В темноте пульсирует песня цикад. Вдали слышен лай стаи койотов. Сообщники какое-то время сидят тихо, потом Лоло хлопает друга по плечу:
– А знаешь, Трэвис, может, это и к лучшему. Что ни говори, а пустыня – довольно-таки дурацкое место, чтобы через нее реку прокладывать.
Гомстед[103] Лоло тянется через пару акров наполовину защелоченной почвы, удобно близких к краю реки. Перевалив гребень последнего холма перед гомстедом, Лоло видит Анни. Она машет рукой, но продолжает заниматься огородом в расчете на ту воду, что он получит в виде премии.
Лоло останавливается, смотрит, как работает Анни. Как налетает ветер, неся запахи шалфея и глины. Возле Анни закручивается пыльный смерчик, сдергивает с головы бандану. Лоло с улыбкой смотрит, как Анни успевает ее поймать. Анни видит, что он все еще пялится, и машет ему рукой, чтобы прекратил бездельничать.
Он улыбается про себя и понукает Мэгги, направляя ее вниз по склону, но не перестает смотреть на работу Анни. Он благодарен ей. Благодарен, что каждый раз, когда возвращается с охоты на тамариск, она здесь. Она постоянна. Постояннее, чем люди вроде Трэвиса, которые сдают, когда наступают сухие времена. Постояннее любого, кого Лоло знал в этой жизни. И если иногда у нее и бывают кошмары, если она не может выдержать пребывание в городах или среди людей и просыпается посреди ночи, зовя родных, которых уже никогда не увидит, – что ж, тем более есть резон сеять тамариск и делать так, чтобы их никогда не вышвырнули со своей земли, как вышвырнули ее.

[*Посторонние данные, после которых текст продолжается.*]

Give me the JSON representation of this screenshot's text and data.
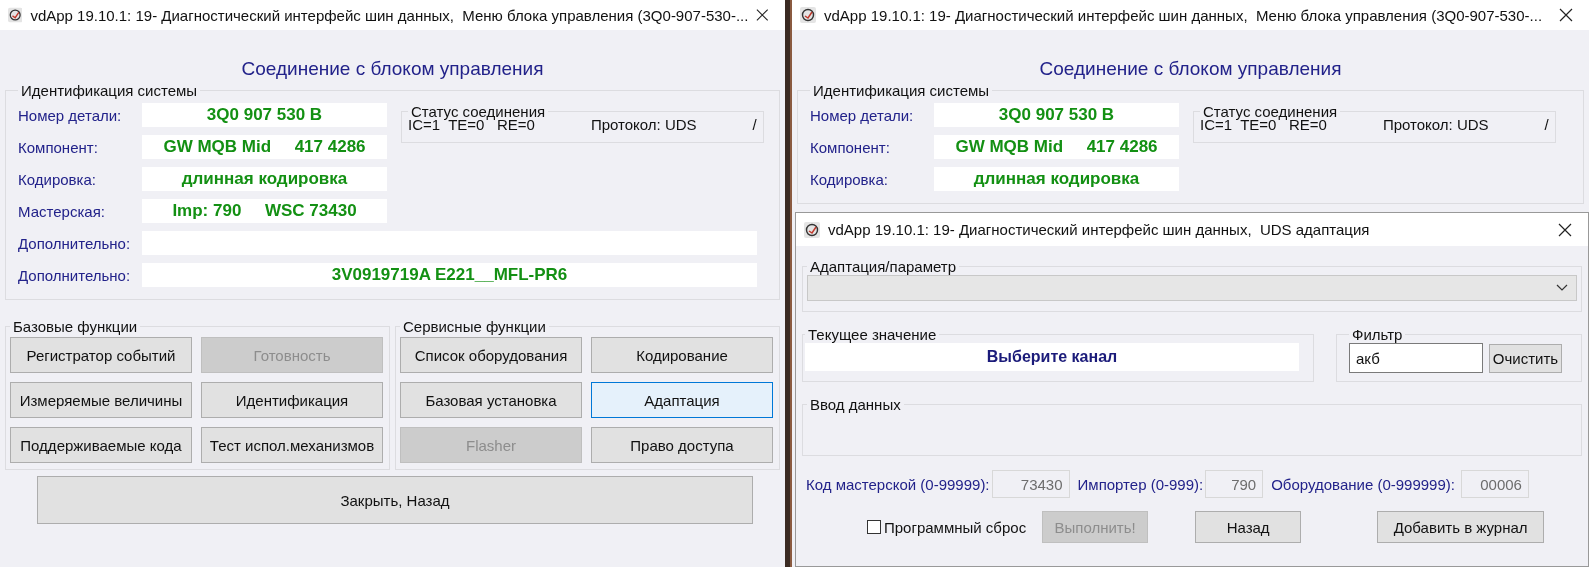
{
  "windows": [
    {
      "title": "vdApp 19.10.1: 19- Диагностический интерфейс шин данных,  Меню блока управления (3Q0-907-530-...",
      "heading": "Соединение с блоком управления",
      "identification": {
        "title": "Идентификация системы",
        "rows": [
          {
            "label": "Номер детали:",
            "value": "3Q0 907 530 B"
          },
          {
            "label": "Компонент:",
            "value": "GW MQB Mid     417 4286"
          },
          {
            "label": "Кодировка:",
            "value": "длинная кодировка"
          },
          {
            "label": "Мастерская:",
            "value": "Imp: 790     WSC 73430"
          }
        ],
        "extra_rows": [
          {
            "label": "Дополнительно:"
          },
          {
            "label": "Дополнительно:",
            "value": "3V0919719A E221__MFL-PR6"
          }
        ]
      },
      "status": {
        "title": "Статус соединения",
        "values": "IC=1  TE=0   RE=0",
        "protocol": "Протокол: UDS",
        "indicator": "/"
      },
      "groups": [
        {
          "title": "Базовые функции",
          "buttons": [
            {
              "label": "Регистратор событий",
              "disabled": false,
              "selected": false
            },
            {
              "label": "Готовность",
              "disabled": true,
              "selected": false
            },
            {
              "label": "Измеряемые величины",
              "disabled": false,
              "selected": false
            },
            {
              "label": "Идентификация",
              "disabled": false,
              "selected": false
            },
            {
              "label": "Поддерживаемые кода",
              "disabled": false,
              "selected": false
            },
            {
              "label": "Тест испол.механизмов",
              "disabled": false,
              "selected": false
            }
          ]
        },
        {
          "title": "Сервисные функции",
          "buttons": [
            {
              "label": "Список оборудования",
              "disabled": false,
              "selected": false
            },
            {
              "label": "Кодирование",
              "disabled": false,
              "selected": false
            },
            {
              "label": "Базовая установка",
              "disabled": false,
              "selected": false
            },
            {
              "label": "Адаптация",
              "disabled": false,
              "selected": true
            },
            {
              "label": "Flasher",
              "disabled": true,
              "selected": false
            },
            {
              "label": "Право доступа",
              "disabled": false,
              "selected": false
            }
          ]
        }
      ],
      "close_button": "Закрыть, Назад"
    },
    {
      "title": "vdApp 19.10.1: 19- Диагностический интерфейс шин данных,  Меню блока управления (3Q0-907-530-...",
      "heading": "Соединение с блоком управления",
      "identification": {
        "title": "Идентификация системы",
        "rows": [
          {
            "label": "Номер детали:",
            "value": "3Q0 907 530 B"
          },
          {
            "label": "Компонент:",
            "value": "GW MQB Mid     417 4286"
          },
          {
            "label": "Кодировка:",
            "value": "длинная кодировка"
          }
        ]
      },
      "status": {
        "title": "Статус соединения",
        "values": "IC=1  TE=0   RE=0",
        "protocol": "Протокол: UDS",
        "indicator": "/"
      }
    }
  ],
  "dialog": {
    "title": "vdApp 19.10.1: 19- Диагностический интерфейс шин данных,  UDS адаптация",
    "adaptation": {
      "title": "Адаптация/параметр"
    },
    "current_value": {
      "title": "Текущее значение",
      "value": "Выберите канал"
    },
    "filter": {
      "title": "Фильтр",
      "value": "акб",
      "button": "Очистить"
    },
    "data_input": {
      "title": "Ввод данных"
    },
    "fields": [
      {
        "label": "Код мастерской (0-99999):",
        "value": "73430",
        "disabled": true
      },
      {
        "label": "Импортер (0-999):",
        "value": "790",
        "disabled": true
      },
      {
        "label": "Оборудование (0-999999):",
        "value": "00006",
        "disabled": true
      }
    ],
    "checkbox": {
      "label": "Программный сброс",
      "checked": false
    },
    "buttons": [
      {
        "label": "Выполнить!",
        "disabled": true
      },
      {
        "label": "Назад",
        "disabled": false
      },
      {
        "label": "Добавить в журнал",
        "disabled": false
      }
    ]
  }
}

Лоло ставит Мэгги на колени, чтобы сойти, потом ведет ее к водопойной колоде, где полно слизи и шастают водомерки. Берет ведро и направляется к реке под жалобные стоны Мэгги. В былые времена на участке находились колодец и водопровод, но Лоло с Анни, как и все, лишились прав на откачку, и когда уровень подпочвенных вод упал ниже Минимально допустимого резерва, Бюро рекламаций забило колодец быстробетоном. Теперь они с Анни воруют из реки ведрами, или, когда не наблюдает Департамент внутренних дел, качают ножной помпой и заливают воду в скрытую подземную цистерну, которую он построил, когда вступили в действие Консервация ресурсов и правила допустимого использования.

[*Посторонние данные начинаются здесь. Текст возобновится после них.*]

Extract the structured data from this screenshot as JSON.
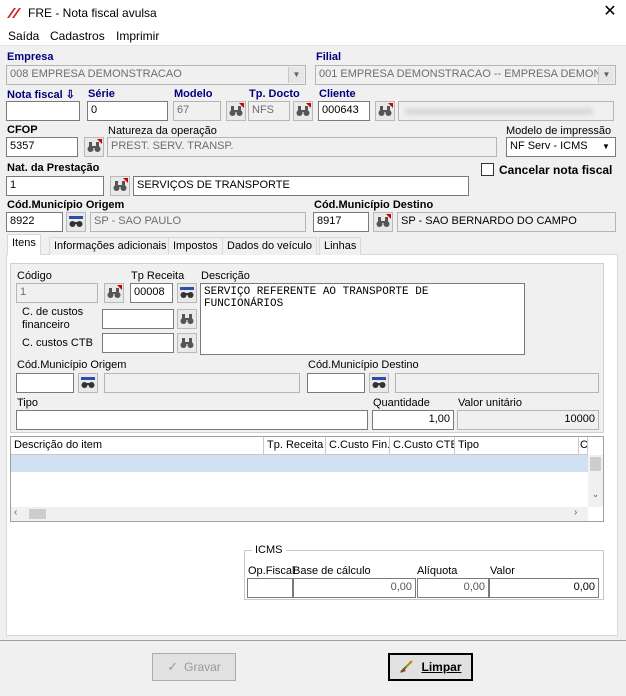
{
  "window": {
    "title": "FRE - Nota fiscal avulsa",
    "close": "✕"
  },
  "menu": [
    "Saída",
    "Cadastros",
    "Imprimir"
  ],
  "labels": {
    "empresa": "Empresa",
    "filial": "Filial",
    "nota_fiscal": "Nota fiscal",
    "serie": "Série",
    "modelo": "Modelo",
    "tp_docto": "Tp. Docto",
    "cliente": "Cliente",
    "cfop": "CFOP",
    "natureza": "Natureza da operação",
    "modelo_impressao": "Modelo de impressão",
    "nat_prestacao": "Nat. da Prestação",
    "cancelar": "Cancelar nota fiscal",
    "mun_origem": "Cód.Município Origem",
    "mun_destino": "Cód.Município Destino"
  },
  "fields": {
    "empresa": "008 EMPRESA DEMONSTRACAO",
    "filial": "001 EMPRESA DEMONSTRACAO -- EMPRESA DEMONS",
    "nota_fiscal": "",
    "serie": "0",
    "modelo": "67",
    "tp_docto": "NFS",
    "cliente_code": "000643",
    "cliente_name": "",
    "cfop": "5357",
    "natureza": "PREST. SERV. TRANSP.",
    "modelo_impressao": "NF Serv - ICMS",
    "nat_prestacao_code": "1",
    "nat_prestacao_desc": "SERVIÇOS DE TRANSPORTE",
    "mun_origem_code": "8922",
    "mun_origem_name": "SP - SAO PAULO",
    "mun_destino_code": "8917",
    "mun_destino_name": "SP - SAO BERNARDO DO CAMPO"
  },
  "tabs": [
    "Itens",
    "Informações adicionais",
    "Impostos",
    "Dados do veículo",
    "Linhas"
  ],
  "itens": {
    "labels": {
      "codigo": "Código",
      "tp_receita": "Tp Receita",
      "descricao": "Descrição",
      "custos_fin": "C. de custos financeiro",
      "custos_ctb": "C. custos CTB",
      "mun_origem": "Cód.Município Origem",
      "mun_destino": "Cód.Município Destino",
      "tipo": "Tipo",
      "quantidade": "Quantidade",
      "valor_unitario": "Valor unitário"
    },
    "values": {
      "codigo": "1",
      "tp_receita": "00008",
      "descricao": "SERVIÇO REFERENTE AO TRANSPORTE DE FUNCIONÁRIOS",
      "custos_fin": "",
      "custos_ctb": "",
      "mun_origem": "",
      "mun_origem_name": "",
      "mun_destino": "",
      "mun_destino_name": "",
      "tipo": "",
      "quantidade": "1,00",
      "valor_unitario": "10000"
    },
    "grid_columns": [
      "Descrição do item",
      "Tp. Receita",
      "C.Custo Fin.",
      "C.Custo CTB",
      "Tipo",
      "C"
    ]
  },
  "icms": {
    "title": "ICMS",
    "labels": {
      "op_fiscal": "Op.Fiscal",
      "base": "Base de cálculo",
      "aliquota": "Alíquota",
      "valor": "Valor"
    },
    "values": {
      "op_fiscal": "",
      "base": "0,00",
      "aliquota": "0,00",
      "valor": "0,00"
    }
  },
  "buttons": {
    "gravar": "Gravar",
    "limpar": "Limpar"
  }
}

Анни называет эти правила «ПеДИ», и звучит это почти нецензурно, но даже при запечатанном колодце им повезло. Здесь ведь не так, как в Спэниш-Оукс, или Энтелоп-Вэлли, или Ривер-Рич: дорогие участки с паршивыми водяными правами, которые превратились в пыль, и деньги не помогли, когда Вегас и Лос-Анджелес предъявили свои требования. И им не пришлось откупаться от «Феникс метро», когда компанию «Сентрал Аризона проджект» отключили от реки, а потом разнесли в черепки ее акведуки, потому что Аризона продолжала качать воду из озера Хавасу.
Наливая воду в колоду для Мэгги и оглядывая свой пыльный участок, где вовсю трудилась Анни, Лоло напоминает себе, насколько ему повезло. Его не сдуло. Они с Анни вкопались в землю. Пусть калифошки их зовут водяными клещами – так и хрен с ними, с калифошками. Если бы не такие люди, как он и Анни, эти сволочи и здесь бы все высушили и сдули, как в других местах. И если Лоло посеет кое-где чуть-чуть тамариска, то калифошки сами это заслужили, если подумать, что они со всеми прочими делают.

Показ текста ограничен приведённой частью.